它并不缺少選舉,也不缺少政治參與,但這些參與并只服務于地方的政治家族而非普羅大眾。政黨缺乏穩定的組織基礎,政治更多圍繞地方家族與私人網絡。在專門研究東南亞政治經濟的學者,保羅哈奇克羅夫特的著作中,他用“戰利品資本主義”概括菲律賓政治經濟結構:
國家資源被視為政治競爭中的分配對象,而不是長期發展的公共工具。菲律賓的銀行體系、信貸配置與政策資源往往服務于寡頭聯盟的利益,而不是產業升級的需要。國家不是工業化的組織者,反而成為被爭奪的“戰利品”。經濟發展的成果不是用于增進人民的福祉,也不是用于產業的進步,而只是被瓜分了。
菲律賓是否證偽了“櫥窗”的說法?
所以,菲律賓并未否定所謂櫥窗現象,反而說明櫥窗成立所需條件:你需要展現你的“價值”(反對康米主義意義上的),才能獲得扶持。冷戰中兩大陣營都對各自陣營內部進行了援助,然而如何利用獨特的地緣政治條件成為了擺在每個政權面前的難題。菲律賓缺乏的正是這一點。它被納入到資本主義體系,卻沒有帶來現成的國家機器。擁有資本主義制度,卻沒有形成運用的能力。

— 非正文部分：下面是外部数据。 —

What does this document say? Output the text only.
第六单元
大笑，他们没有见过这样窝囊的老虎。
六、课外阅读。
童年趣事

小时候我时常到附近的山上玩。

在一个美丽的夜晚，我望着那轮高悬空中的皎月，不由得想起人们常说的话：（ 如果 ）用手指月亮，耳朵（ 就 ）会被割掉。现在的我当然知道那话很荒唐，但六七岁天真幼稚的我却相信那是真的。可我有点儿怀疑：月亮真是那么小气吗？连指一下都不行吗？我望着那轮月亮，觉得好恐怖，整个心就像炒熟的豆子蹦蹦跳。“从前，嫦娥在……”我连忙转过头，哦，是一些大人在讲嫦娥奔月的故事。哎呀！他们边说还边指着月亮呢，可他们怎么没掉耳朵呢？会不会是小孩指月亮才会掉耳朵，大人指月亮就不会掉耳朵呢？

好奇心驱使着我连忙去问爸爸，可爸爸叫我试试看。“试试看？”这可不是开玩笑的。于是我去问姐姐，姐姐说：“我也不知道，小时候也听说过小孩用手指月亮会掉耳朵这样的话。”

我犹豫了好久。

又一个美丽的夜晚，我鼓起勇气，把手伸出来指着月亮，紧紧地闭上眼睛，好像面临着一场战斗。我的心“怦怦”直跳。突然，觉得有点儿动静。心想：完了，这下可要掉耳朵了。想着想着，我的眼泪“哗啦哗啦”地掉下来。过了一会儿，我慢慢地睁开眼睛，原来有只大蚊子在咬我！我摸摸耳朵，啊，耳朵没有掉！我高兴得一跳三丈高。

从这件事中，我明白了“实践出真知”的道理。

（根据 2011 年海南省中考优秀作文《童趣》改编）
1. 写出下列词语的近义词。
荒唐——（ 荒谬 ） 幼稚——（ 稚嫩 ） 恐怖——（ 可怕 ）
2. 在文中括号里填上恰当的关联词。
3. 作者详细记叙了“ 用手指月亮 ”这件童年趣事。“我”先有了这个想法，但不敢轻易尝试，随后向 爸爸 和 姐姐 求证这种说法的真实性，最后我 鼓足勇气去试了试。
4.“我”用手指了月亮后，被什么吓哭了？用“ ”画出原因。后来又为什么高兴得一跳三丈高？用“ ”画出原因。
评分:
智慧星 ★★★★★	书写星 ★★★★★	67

外部扶持既不能直接制造成功,也不會自動造成失敗。長期殖民、市場開放與安全保障,為三者提供了相似的國際環境,但結果差異顯著。關鍵變量不在是否進入世界市場,而在國家是否具備組織經濟的能力。
換言之,櫥窗并不是“現代化發展的萬靈丹”,而是“獨特地緣格局帶來的危險福利”。這里我們不得不將大陸引入,和臺灣地區、韓國、菲律賓相比。大陸最為特殊的是它不同于其他經濟體,由于其龐大的體量和近代以來屈辱歷史的深刻影響,使大陸不可能也沒有意愿將自己的發展完全寄托于外部的資源挹注。
這不是盲目的排外主義,我們對外資、對先進的技術、始終抱持著‘拿來主義’的態度。但實現現代化的發展,歸根到底要依靠廣大的人民,依靠我們自己,依靠內生性的力量。這不僅是實現現代化的根本,也是捍衛現代化的根本。